Contrast with rule vacated by 2018 court decision

"For that reason, arguments that the fiduciary acknowledgment requirement is inconsistent with the Fifth Circuit's opinion in Chamber of Commerce v. U.S. Department of Labor are unsupported. In that case, the Fifth Circuit faulted the Department for having effectively created a private cause of action that Congress had not provided. Under this exemption the Department does not create new causes of actions, mandate enforceable contractual commitments, or expand upon the remedial provisions of ERISA or the Code. Requiring clarity as to the nature of the services and relationship is a far cry from the creation of a whole new cause of action or remedial scheme. The Department does not compel fiduciary status or create new causes of action.

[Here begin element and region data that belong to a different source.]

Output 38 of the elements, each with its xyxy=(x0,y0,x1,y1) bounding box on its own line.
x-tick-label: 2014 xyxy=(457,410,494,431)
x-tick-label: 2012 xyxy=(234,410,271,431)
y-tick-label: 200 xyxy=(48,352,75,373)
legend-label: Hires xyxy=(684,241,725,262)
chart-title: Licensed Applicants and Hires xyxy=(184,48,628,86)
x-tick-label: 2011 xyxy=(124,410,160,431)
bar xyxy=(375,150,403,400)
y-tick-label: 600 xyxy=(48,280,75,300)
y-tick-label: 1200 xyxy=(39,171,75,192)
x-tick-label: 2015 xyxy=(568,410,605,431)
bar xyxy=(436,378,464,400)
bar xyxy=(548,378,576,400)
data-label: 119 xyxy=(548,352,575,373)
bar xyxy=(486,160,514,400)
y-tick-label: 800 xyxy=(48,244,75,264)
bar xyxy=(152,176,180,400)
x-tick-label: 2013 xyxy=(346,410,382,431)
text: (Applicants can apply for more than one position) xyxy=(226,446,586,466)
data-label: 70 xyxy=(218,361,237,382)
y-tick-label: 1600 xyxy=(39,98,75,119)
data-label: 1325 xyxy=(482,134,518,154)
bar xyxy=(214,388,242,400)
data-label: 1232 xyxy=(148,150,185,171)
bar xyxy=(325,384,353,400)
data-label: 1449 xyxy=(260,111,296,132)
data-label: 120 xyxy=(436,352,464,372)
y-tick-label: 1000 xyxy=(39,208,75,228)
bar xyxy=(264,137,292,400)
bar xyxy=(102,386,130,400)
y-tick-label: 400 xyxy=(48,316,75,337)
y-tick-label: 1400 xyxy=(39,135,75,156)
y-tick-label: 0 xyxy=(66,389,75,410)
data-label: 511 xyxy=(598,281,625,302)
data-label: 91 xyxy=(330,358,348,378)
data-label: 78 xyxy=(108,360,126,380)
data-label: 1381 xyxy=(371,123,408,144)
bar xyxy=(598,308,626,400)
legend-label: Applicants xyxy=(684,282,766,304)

It merely conditions the availability of the exemption, which is only necessary for plan fiduciaries to receive otherwise prohibited compensation, on financial institutions and investment professionals providing clarity that the transaction, in fact, involves a fiduciary relationship."

Response to insurance industry criticism

"Retirement investors are no less in need of the protective conditions simply because the individual who is advising them relies on a different business model. Additionally, as discussed above, the Department has authority to regulate the business of insurance with respect to investment advice provided to retirement investors and has carefully tailored the conditions of this exemption to address the specific conflicts that can arise for independent producers that are compensated through commissions and other compensation when providing investment advice to retirement investors regarding the purchase of an annuity."

The need for a universal standard

"Several commenters emphasized the need for a universal standard covering investment advice provided to retirement investors. These commenters described retirement investors who reasonably expect their relationship with an investment advice provider to be one in which they can — and should — place trust and confidence in the advice provider's recommendations. In light of the asymmetry of information and knowledge between a retirement investor and an advice provider, commenters noted that the retirement investor is at increased risk that the advice provider will prioritize its own compensation at the expense of the retirement investor's savings."

‘Not demanding the impossible’

"The Department recognizes that it is impossible to eliminate all conflicts of interest with respect to the commission-based sale of insurance products, and the Department is not demanding the impossible. Instead, the Department is requiring insurers and independent producers to avoid and mitigate conflicts of interest to the extent possible and to rely on oversight structures that prevent those conflicts of interest from driving investment recommendations, rather than the financial interests of retirement investors."